Her evidence is organized by eight key commonalities, which she refers to as “Pillars” of caste. These are aspects of society that are unchanging and that define the positions of those born into them. (She recognizes that there are other races in the US that suffer, but places Black people at the bottom of the order, and so this is where her focus is.) The more I read, the more convinced I am. This is not metaphor or hyperbole. These are literal truths, and by the time she is done, I am convinced that the US is guiltier than Germany, because Germany turned it around, whereas the US is still in denial.

The Warmth of Other Suns is absorbing and easy to read, its style near to narrative nonfiction. In contrast, Caste is brutally frank. Though Wilkerson salts her narrative with relatively minor personal vignettes, they don’t make it easier to read; if anything, they make it hurt worse. (The airline attendant that does his level best to send her to the back of the plane, even though she has a first class ticket; the plumber that assumes she is hired help rather than the homeowner; the man attending the conference at which she is to speak that asks her to freshen his drink…)
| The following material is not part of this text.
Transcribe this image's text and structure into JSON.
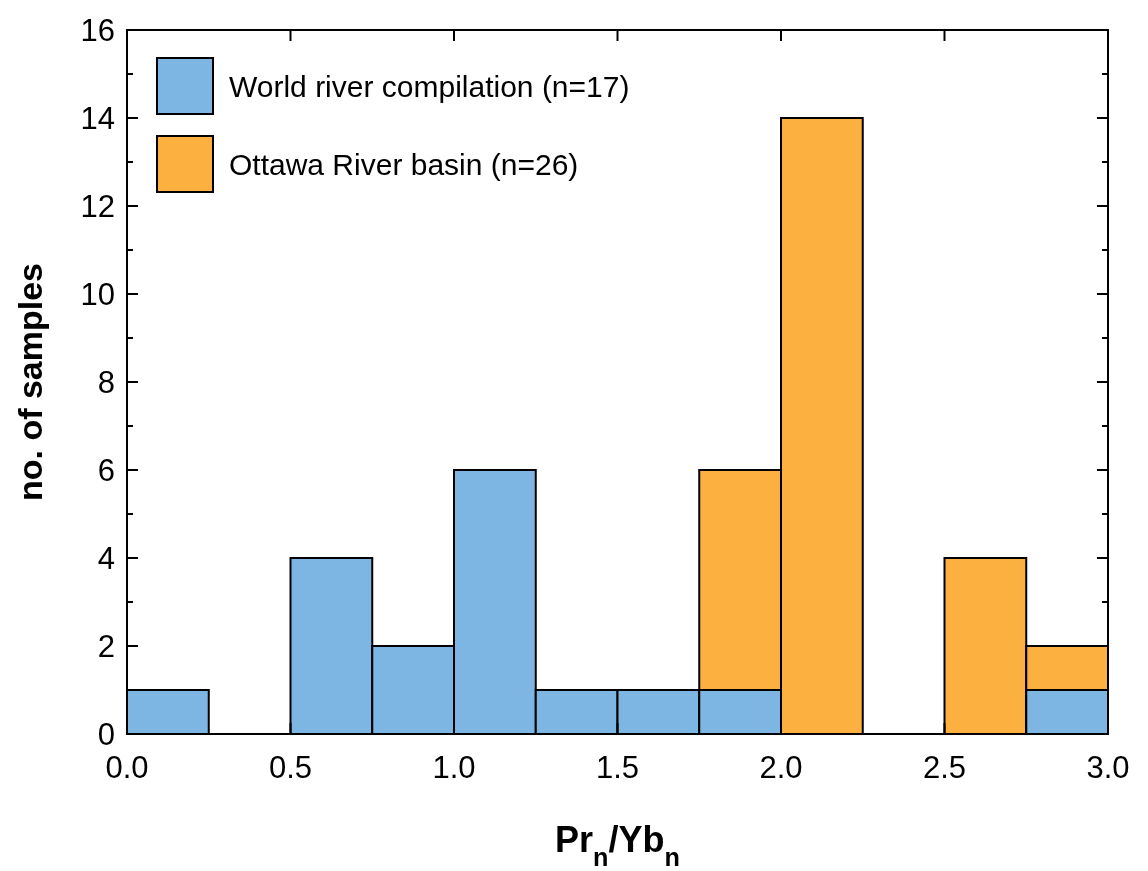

I find this material so painful that I realize I am avoiding my review copy in favor of gentler reads, and then I know I have to step it up. This is too important; there’s been too much rug-sweeping in this nation already, and we won’t change if we don’t recognize the reality in which we live. I resolve to read one chapter a day. One chapter, and then I can move to more congenial literature. By the time I reach the end notes, I feel as if I have witnessed a natural disaster, a typhoon perhaps, or an immense, life-ruining earthquake. I’ve never run from books about race in the United States, but having the truth condensed and presented as it is here has to change the way we think. African-American readers likely won’t be much surprised, and many may feel vindicated in the resentments that have built over the years. But I cannot imagine anyone reading this book and then forgetting what’s in it.

Black lives matter, my friends. They matter just as much as anyone else’s. If you are more concerned about broken windows than about generation after generation of Americans whose potential has been stunted and whose contributions have been minimized, then you need this book. If you know that what’s been happening to men and women of color in the USA is dead wrong but you have difficulty forming cogent arguments when you talk with others, you need this book. If you speak and read English and you have a pulse, you need this book. What more does it take?  Information is the root of social change. Here it is.